Tujuannya untuk memastikan bahwa teknik akuntansi yang digunakan seragam, transparan, dan sesuai dengan regulasi yang ada. Pihak BJB merasa bingung dengan tuduhan adanya kesalahan dalam pencatatan akuntansi. 

Mereka menegaskan laporan keuangan telah melalui semua tahapan audit yang diperlukan, termasuk oleh pihak Bursa Efek Indonesia, tanpa ada keberatan atau catatan dari para auditor maupun regulator.

Ketidaksesuaian Pencatatan

Sementara itu, pada pos cadangan kerugian penurunan nilai, Bank BJB terlihat adanya pencatatan beban penyisihan kerugian penurunan nilai sebesar Rp792,474 miliar.

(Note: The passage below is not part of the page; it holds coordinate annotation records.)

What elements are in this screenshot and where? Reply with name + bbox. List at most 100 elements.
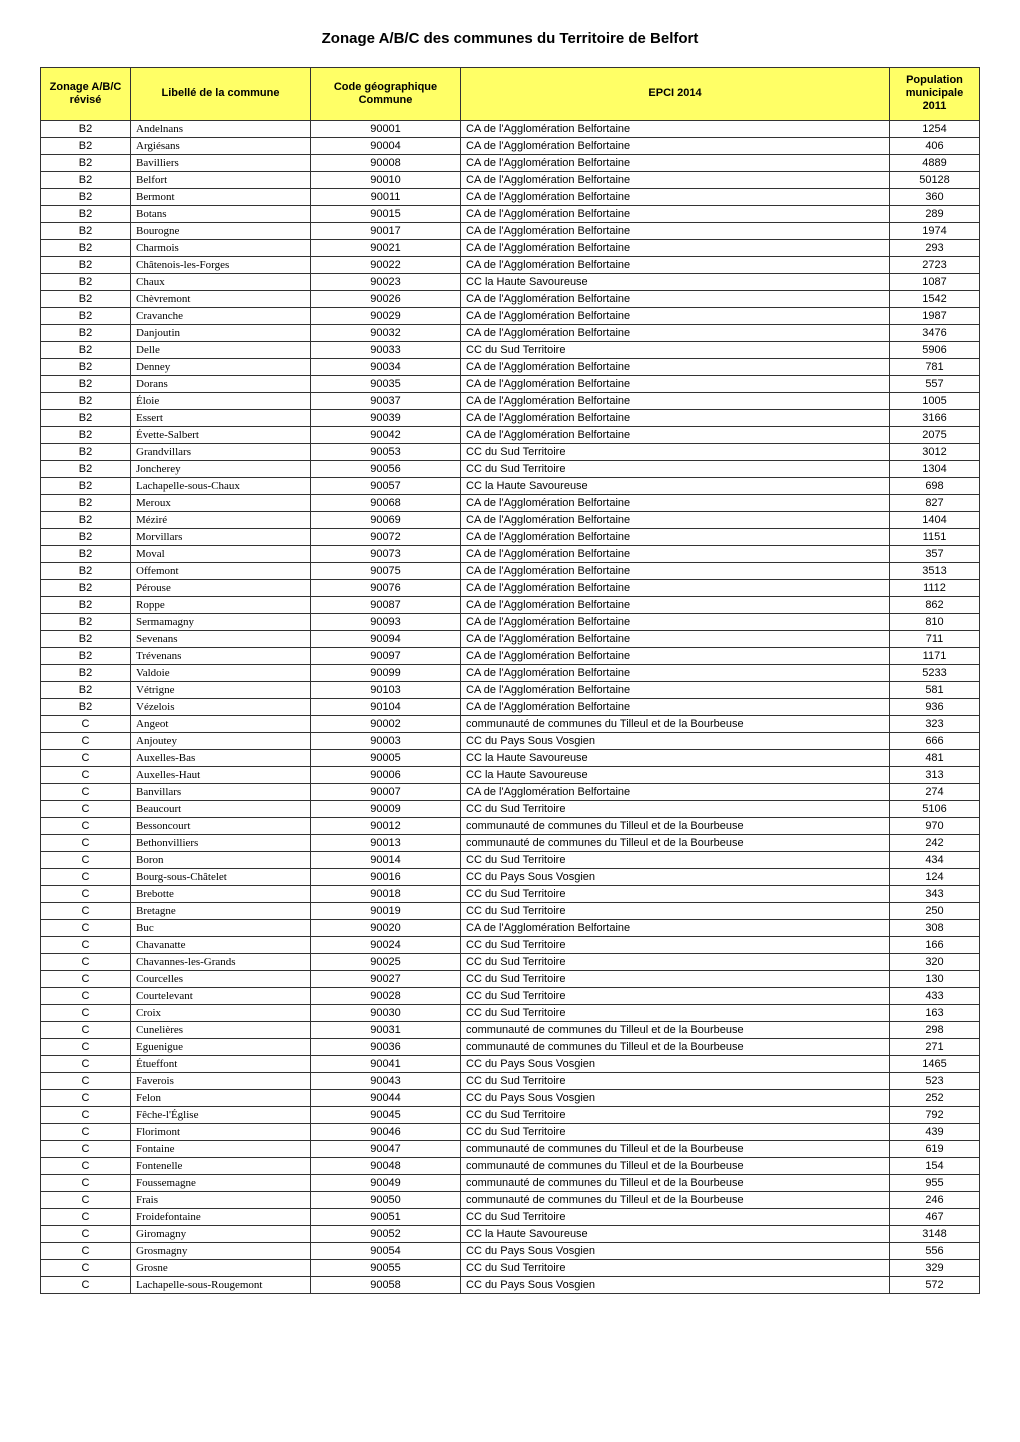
cell-libelle: Bourogne (131, 222, 311, 239)
cell-epci: CA de l'Agglomération Belfortaine (461, 579, 890, 596)
cell-code: 90033 (311, 341, 461, 358)
cell-code: 90001 (311, 120, 461, 137)
cell-code: 90041 (311, 1055, 461, 1072)
cell-code: 90053 (311, 443, 461, 460)
cell-zonage: B2 (41, 664, 131, 681)
cell-pop: 5906 (890, 341, 980, 358)
cell-zonage: C (41, 1123, 131, 1140)
table-row: B2Morvillars90072CA de l'Agglomération B… (41, 528, 980, 545)
cell-libelle: Cravanche (131, 307, 311, 324)
cell-epci: CA de l'Agglomération Belfortaine (461, 562, 890, 579)
cell-epci: CC la Haute Savoureuse (461, 1225, 890, 1242)
table-header-row: Zonage A/B/C révisé Libellé de la commun… (41, 68, 980, 121)
cell-code: 90052 (311, 1225, 461, 1242)
cell-code: 90010 (311, 171, 461, 188)
cell-libelle: Étueffont (131, 1055, 311, 1072)
cell-code: 90013 (311, 834, 461, 851)
cell-code: 90002 (311, 715, 461, 732)
table-row: B2Charmois90021CA de l'Agglomération Bel… (41, 239, 980, 256)
cell-code: 90051 (311, 1208, 461, 1225)
cell-code: 90017 (311, 222, 461, 239)
cell-libelle: Buc (131, 919, 311, 936)
table-row: B2Moval90073CA de l'Agglomération Belfor… (41, 545, 980, 562)
cell-zonage: B2 (41, 681, 131, 698)
table-row: CAngeot90002communauté de communes du Ti… (41, 715, 980, 732)
table-row: CFaverois90043CC du Sud Territoire523 (41, 1072, 980, 1089)
cell-pop: 3166 (890, 409, 980, 426)
cell-zonage: C (41, 1021, 131, 1038)
cell-zonage: C (41, 885, 131, 902)
cell-pop: 329 (890, 1259, 980, 1276)
cell-pop: 1304 (890, 460, 980, 477)
table-row: CChavannes-les-Grands90025CC du Sud Terr… (41, 953, 980, 970)
col-header-epci: EPCI 2014 (461, 68, 890, 121)
cell-code: 90036 (311, 1038, 461, 1055)
cell-code: 90049 (311, 1174, 461, 1191)
table-row: B2Vézelois90104CA de l'Agglomération Bel… (41, 698, 980, 715)
table-row: CCroix90030CC du Sud Territoire163 (41, 1004, 980, 1021)
table-row: CBourg-sous-Châtelet90016CC du Pays Sous… (41, 868, 980, 885)
table-row: CFontaine90047communauté de communes du … (41, 1140, 980, 1157)
cell-code: 90048 (311, 1157, 461, 1174)
cell-pop: 970 (890, 817, 980, 834)
cell-epci: CC du Sud Territoire (461, 1208, 890, 1225)
cell-epci: CA de l'Agglomération Belfortaine (461, 647, 890, 664)
cell-pop: 360 (890, 188, 980, 205)
cell-pop: 343 (890, 885, 980, 902)
cell-pop: 619 (890, 1140, 980, 1157)
cell-epci: CA de l'Agglomération Belfortaine (461, 154, 890, 171)
cell-libelle: Charmois (131, 239, 311, 256)
table-row: B2Bavilliers90008CA de l'Agglomération B… (41, 154, 980, 171)
cell-libelle: Banvillars (131, 783, 311, 800)
cell-zonage: C (41, 715, 131, 732)
table-row: B2Andelnans90001CA de l'Agglomération Be… (41, 120, 980, 137)
cell-zonage: C (41, 783, 131, 800)
table-row: B2Pérouse90076CA de l'Agglomération Belf… (41, 579, 980, 596)
cell-code: 90032 (311, 324, 461, 341)
cell-pop: 166 (890, 936, 980, 953)
table-row: CBrebotte90018CC du Sud Territoire343 (41, 885, 980, 902)
cell-code: 90094 (311, 630, 461, 647)
cell-code: 90028 (311, 987, 461, 1004)
cell-libelle: Vézelois (131, 698, 311, 715)
cell-code: 90020 (311, 919, 461, 936)
cell-epci: CC du Pays Sous Vosgien (461, 868, 890, 885)
cell-code: 90014 (311, 851, 461, 868)
cell-epci: CA de l'Agglomération Belfortaine (461, 426, 890, 443)
cell-epci: CA de l'Agglomération Belfortaine (461, 681, 890, 698)
cell-pop: 1087 (890, 273, 980, 290)
cell-epci: communauté de communes du Tilleul et de … (461, 715, 890, 732)
cell-epci: CC du Sud Territoire (461, 1072, 890, 1089)
cell-libelle: Andelnans (131, 120, 311, 137)
table-row: B2Cravanche90029CA de l'Agglomération Be… (41, 307, 980, 324)
cell-zonage: C (41, 987, 131, 1004)
cell-libelle: Moval (131, 545, 311, 562)
cell-epci: CA de l'Agglomération Belfortaine (461, 375, 890, 392)
cell-epci: CA de l'Agglomération Belfortaine (461, 324, 890, 341)
cell-pop: 3148 (890, 1225, 980, 1242)
table-row: CFêche-l'Église90045CC du Sud Territoire… (41, 1106, 980, 1123)
table-row: B2Éloie90037CA de l'Agglomération Belfor… (41, 392, 980, 409)
cell-libelle: Fêche-l'Église (131, 1106, 311, 1123)
table-row: B2Botans90015CA de l'Agglomération Belfo… (41, 205, 980, 222)
cell-code: 90047 (311, 1140, 461, 1157)
cell-code: 90056 (311, 460, 461, 477)
table-row: CBeaucourt90009CC du Sud Territoire5106 (41, 800, 980, 817)
table-row: B2Châtenois-les-Forges90022CA de l'Agglo… (41, 256, 980, 273)
cell-zonage: C (41, 1174, 131, 1191)
cell-libelle: Grosne (131, 1259, 311, 1276)
cell-code: 90021 (311, 239, 461, 256)
cell-pop: 2723 (890, 256, 980, 273)
cell-code: 90072 (311, 528, 461, 545)
cell-zonage: B2 (41, 477, 131, 494)
table-row: CAnjoutey90003CC du Pays Sous Vosgien666 (41, 732, 980, 749)
table-row: CEguenigue90036communauté de communes du… (41, 1038, 980, 1055)
table-row: B2Argiésans90004CA de l'Agglomération Be… (41, 137, 980, 154)
cell-pop: 581 (890, 681, 980, 698)
cell-libelle: Méziré (131, 511, 311, 528)
table-row: B2Chaux90023CC la Haute Savoureuse1087 (41, 273, 980, 290)
cell-libelle: Chavannes-les-Grands (131, 953, 311, 970)
cell-code: 90044 (311, 1089, 461, 1106)
table-row: CAuxelles-Bas90005CC la Haute Savoureuse… (41, 749, 980, 766)
communes-table: Zonage A/B/C révisé Libellé de la commun… (40, 67, 980, 1294)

Menurut catatan Evert, dengan demikian, terlihat juga ketidaksesuaian pencatatan antara debit dan kredit yang dicatat dalam laporan keuangan.

“Sebagai contoh, beban penyisihan kerugian penurunan nilai yang disajikan pada laporan laba rugi sebesar Rp587,759 miliar tidak sesuai dengan jumlah cadangan kerugian penurunan nilai sebesar Rp792,474 miliar. Selisih sebesar Rp204,71 miliar inilah yang menjadi salah satu komponen dalam dugaan penyimpangan dalam laporan keuangan Perusahaan,” tulis laporan yang disampaikan ke Ombudsman tersebut.

Mengenai hal ini, divisi hukum BJB merasa bahwa perdebatan mengenai kaidah akuntansi mungkin terjadi karena adanya perbedaan cara pandang dalam interpretasi teknik akuntansi. Menurut BJB, tantangan utama dalam isu ini adalah cara membaca dan menginterpretasi laporan keuangan. 

Meskipun beberapa pihak merasa tidak puas dengan penjelasan yang diberikan, BJB tetap berpegang teguh pada keyakinan bahwa mereka telah mengikuti kaidah yang berlaku sesuai standar PSAK dan pedoman dari OJK serta BEI.

Pihaknya juga mengaku pernah menerima pertanyaan serupa dalam hal laporan keuangan tahun 2021 tersebut. BJB sebelumnya pernah mendapat surat dari LSM dan pihak yang mengaku sebagai akuntan independen, yang turut mempertanyakan perbedaan dalam pembagian dividen tersebut.